Still, as I type that, I am reminded of how other high-stakes tests I have taken were administered. I was tested when my teacher felt I was ready to be tested. Those belt tests were still brutal, my test anxiety was still real, but Sensei said I was ready. I wasn’t ready in the same amount of time as my son or my friends. I was on my path. I had reached a point in the dojo’s curriculum (yes, they had a curriculum) that indicated I was proficient in x, y, and z.

If students have to sit for these exams, why can’t they wait until teachers say they are ready?

We have the technology to make this reality. When students are ready, the exam is scheduled, and off they go to take the test. I know that would require hiring more people to manage the process, but aren’t our students worth that extra expense?

What Are Some Other Ways to Demonstrate Learning?

The other options also require spending more on education. I actually shrugged after I typed that. I’m also pleased to report that Pennsylvania has alternative pathways to graduation. I hope more students benefit from alternative pathways in the future.
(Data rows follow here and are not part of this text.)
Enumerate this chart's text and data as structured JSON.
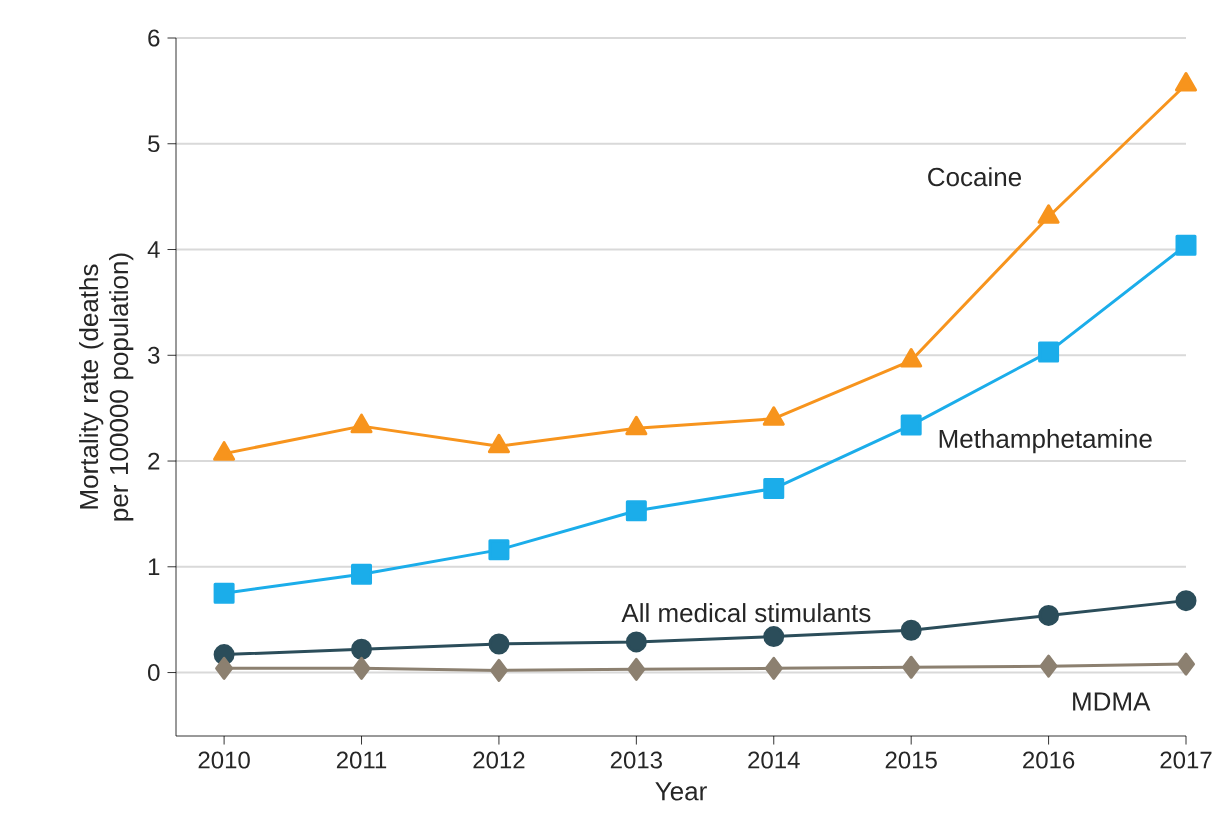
{
  "chart_data": {
    "type": "line",
    "xlabel": "Year",
    "ylabel": "Mortality rate (deaths per 100000 population)",
    "x": [
      2010,
      2011,
      2012,
      2013,
      2014,
      2015,
      2016,
      2017
    ],
    "xlim": [
      2009.65,
      2017
    ],
    "xticks": [
      2010,
      2011,
      2012,
      2013,
      2014,
      2015,
      2016,
      2017
    ],
    "ylim": [
      -0.6,
      6
    ],
    "yticks": [
      0,
      1,
      2,
      3,
      4,
      5,
      6
    ],
    "grid": "y",
    "legend": false,
    "line_style": "solid",
    "series": [
      {
        "name": "Cocaine",
        "color": "#f7941d",
        "marker": "triangle",
        "values": [
          2.07,
          2.33,
          2.14,
          2.31,
          2.4,
          2.95,
          4.31,
          5.56
        ]
      },
      {
        "name": "Methamphetamine",
        "color": "#1badea",
        "marker": "square",
        "values": [
          0.75,
          0.93,
          1.16,
          1.53,
          1.74,
          2.34,
          3.03,
          4.04
        ]
      },
      {
        "name": "All medical stimulants",
        "color": "#2b4d5a",
        "marker": "circle",
        "values": [
          0.17,
          0.22,
          0.27,
          0.29,
          0.34,
          0.4,
          0.54,
          0.68
        ]
      },
      {
        "name": "MDMA",
        "color": "#8c8070",
        "marker": "diamond",
        "values": [
          0.04,
          0.04,
          0.02,
          0.03,
          0.04,
          0.05,
          0.06,
          0.08
        ]
      }
    ]
  }
}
Such alternative pathways include:

  • Portfolio evaluation
  • Project-based assessment
  • Industry-based certification
  • AP (Advanced Placement) exam scores
  • IB (International Baccalaureate) exam scores
  • Successful completion of college-level coursework

Almost all these alternatives demonstrate learning over time. I take issue with the AP and IB exams for the same reasons as the Keystones. Still, they are alternatives.

Let’s explore these alternatives in more depth with our students and advocate for their use over the high-stakes assessments. I think it would promote the following important skills kids need as they become adults.

  • Project management skills, including commitment, scheduling, planning, etc.
  • Metacognitive skills
  • Ownership of learning and development; responsibility
  • Self-directed learning; self evaluation
  • Generating good questions and seeking strategic assistance
  • Creative thinking
  • Critical thinking
  • Technology skills

I’m sure there are other ideas, and I would love to read about them. Please leave a comment.

Thank you for reading my sixteenth post of my 30-Day Writing Challenge. I’m past the halfway point!